1. When the board is powered on, because the chip has the boot function, it will automatically start the code from flash and execute the processing. The code here is actually the first stage of bootloader. In fact, bootloader has the functions of boot and loarder. Boot is to move the code, guide, and loarder is to load all the required drivers.

2. What does bootloader do in the first stage.

3. The first stage of bootloader is the assembly code, and the second stage is the C code. Here, we initialize the necessary peripheral devices, such as the NIC Driver and serial port driver, and then start the kernel.

4. Start the kernel either from the network or from the SD/emmc card. It is mainly to give the kernel code to loard into the DDR and then execute it.

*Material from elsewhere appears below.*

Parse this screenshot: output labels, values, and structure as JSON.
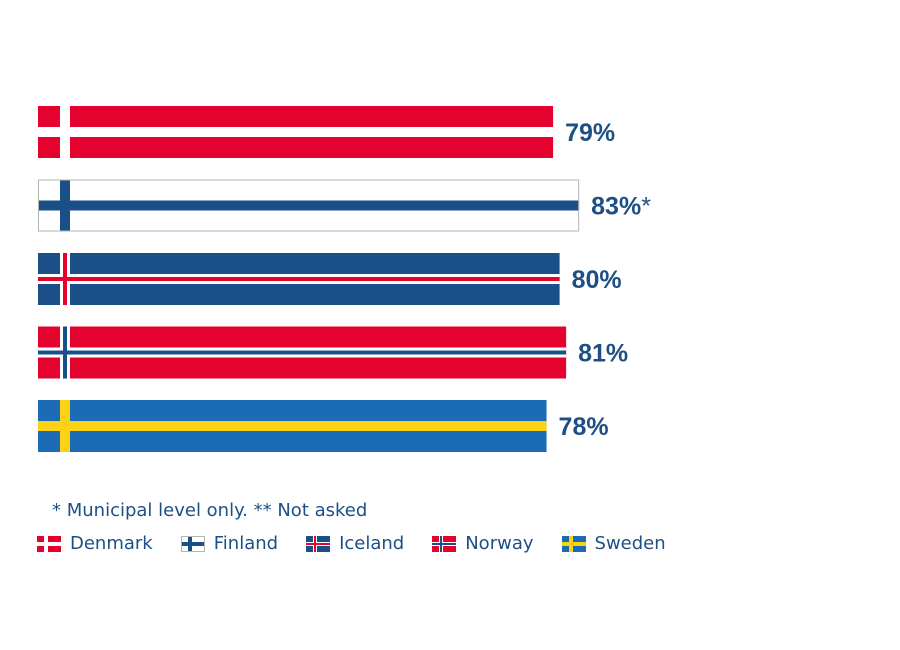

The memory distribution of bootloader is as follows:

IP core in the chip (Controller of each module)

Some IP cores in the chip, namely the controllers of each module, are actually implemented through FPGA. FPGA is a field programmable gate array. Take the I2C controller for example. I2C is mainly the SDA and SCL lines, and the function is to transmit data. A lot of logic can be implemented inside the IP core. For example, when you want to send a device address, configure the Register. The state machine of this module obtains the data, then the data sent from the SDA line is from the device address, then the device will respond to a low level, then the SDA line of this module has this low level, the device address is correctly sent. However, we do not need to know how to process the IP core. We only need to configure a data register, and then the module will process the data accordingly. Of course, the simulation method can be used, so this is the role of the IP core, with the configuration register to implement the function, thus hiding the internal working sequence, encapsulation is very good.

The same principle applies to other modules.

 

About Kernel

When bootloader puts the kernel code loard into the DDR, it is necessary to start the kernel. The kernel startup is as follows:

After the kernel is started, the user's init daemon will be called.

 

About Linux File System

After the kernel is called to the Linux file system, you can run the program on the console terminal. It is not very different from the Linux operating system.

 

About Android File System

After finding the android INIT program. The following figure shows the android startup process.

 

From the above, we can know how our mobile phone or pad is implemented. In fact, embedded Linux is just like this, but to learn this well, there are still a lot of things to be accumulated and learned.

But first, you can get a better picture of the global situation and then learn it more deeply.